Pope Francis went on seven apostolic journeys in 2019. He visited eleven countries on four continents, making it a record year in terms of visits outside of Italy. The year began with World Youth Day in Panama, and continued in the United Arab Emirates where the Pope signed a historic Document on Human Fraternity with the Great Imam of al Azhar. In Morocco, he reiterated the importance of inter-religious dialogue. In Bulgaria, North Macedonia and Romania, he encouraged Christian unity. In Mozambique, Madagascar and Mauritius, he spoke out in defence of the poor and Creation. In Thailand, he appealed for the promotion of women’s and children’s rights. In Japan, his message centred on peace, and he repeated that both the use and the possession of nuclear weapons is immoral.

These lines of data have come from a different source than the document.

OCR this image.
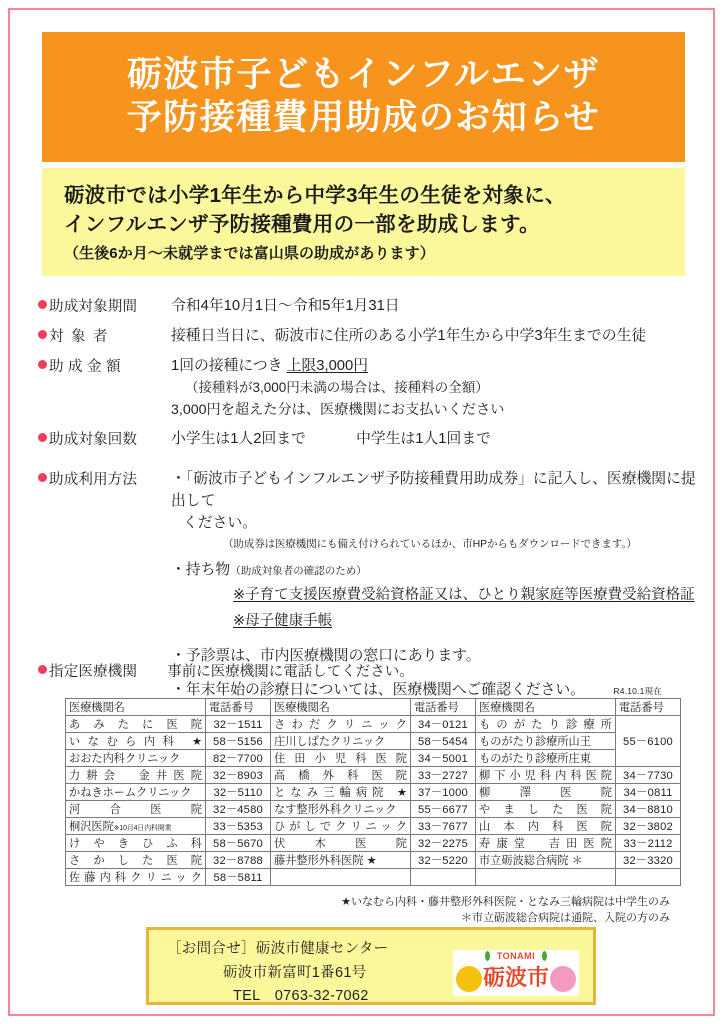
砺波市子どもインフルエンザ
予防接種費用助成のお知らせ
砺波市では小学1年生から中学3年生の生徒を対象に、
インフルエンザ予防接種費用の一部を助成します。
（生後6か月～未就学までは富山県の助成があります）
助成対象期間	令和4年10月1日～令和5年1月31日
対象者	接種日当日に、砺波市に住所のある小学1年生から中学3年生までの生徒
助成金額	1回の接種につき 上限3,000円
（接種料が3,000円未満の場合は、接種料の全額）
3,000円を超えた分は、医療機関にお支払いください
助成対象回数	小学生は1人2回まで	中学生は1人1回まで
助成利用方法	・「砺波市子どもインフルエンザ予防接種費用助成券」に記入し、医療機関に提出して
ください。
（助成券は医療機関にも備え付けられているほか、市HPからもダウンロードできます。）
・持ち物（助成対象者の確認のため）
※子育て支援医療費受給資格証又は、ひとり親家庭等医療費受給資格証
※母子健康手帳
・予診票は、市内医療機関の窓口にあります。
・年末年始の診療日については、医療機関へご確認ください。
指定医療機関 事前に医療機関に電話してください。
R4.10.1現在
医療機関名	電話番号	医療機関名	電話番号	医療機関名	電話番号
あみたに医院	32－1511	さわだクリニック	34－0121	ものがたり診療所	55－6100
いなむら内科 ★	58－5156	庄川しばたクリニック	58－5454	ものがたり診療所山王	
おおた内科クリニック	82－7700	住田小児科医院	34－5001	ものがたり診療所庄東	
力耕会　金井医院	32－8903	高橋外科医院	33－2727	柳下小児科内科医院	34－7730
かねきホームクリニック	32－5110	となみ三輪病院 ★	37－1000	柳澤医院	34－0811
河合医院	32－4580	なす整形外科クリニック	55－6677	やました医院	34－8810
桐沢医院※10月4日内科開業	33－5353	ひがしでクリニック	33－7677	山本内科医院	32－3802
けやきひふ科	58－5670	伏木医院	32－2275	寿康堂　吉田医院	33－2112
さかした医院	32－8788	藤井整形外科医院 ★	32－5220	市立砺波総合病院 ＊	32－3320
佐藤内科クリニック	58－5811				
★いなむら内科・藤井整形外科医院・となみ三輪病院は中学生のみ
＊市立砺波総合病院は通院、入院の方のみ
［お問合せ］砺波市健康センター
砺波市新富町1番61号
TEL　0763-32-7062
TONAMI
砺波市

The Pope’s visits in Italy included Camerino, where he embraced earthquake victims in the Marches Region. In Loreto, he signed the Post-Synodal Exhortation to Youth, and in Greccio, the town where Saint Francis set up the first nativity scene, the Pope signed his letter concerning the Christmas crib.
Saints and Blesseds
2019 saw numerous canonizations and beatifications, including many martyrs from all continents and ideologies. Several were killed “in hatred of the faith” during the Spanish Civil War. They died forgiving their murderers. Others, like the seven bishops of the Greek-Catholic Church in Romania beatified by Pope Francis in Blaj, were martyrs of the communist regime. Others still, like Argentine Bishop Enrique Angelelli and his companions, were victims of right-wing dictatorships. Lay people too were proclaimed saints: like Margherita Bays of Switzerland, or the “saints next door” who lived their vocation in the family, amidst everyday challenges. The list included a cardinal too: John Henry Newman, an Anglican who converted to the Catholic faith in 1845.
A priest for fifty years
2019 was also the year Pope Francis celebrated 50 years of his priesthood. His vocation story dates back to 21 September 1953, the Feast of Saint Matthew. It was then, during Confession, that the young Jorge Mario Bergoglio had a profound experience of God’s mercy. Since then, as Pope, he has described priests as men living among people with the merciful heart of Jesus. Today is the time of mercy, he says. The Church understands this more and more: Pope Saint John XXIII took an important step in this direction, one that was continued by his successors. Inspired by Saint Faustina Kowalska, Pope Saint John Paul II instituted Divine Mercy Sunday.
On Divine Mercy Sunday 2019, Pope Francis confirmed how “all of us need mercy”. He invited us to “draw near to Jesus and touch His wounds in our suffering brothers and sisters. Jesus’ wounds are a treasure: mercy issues from them”, he said.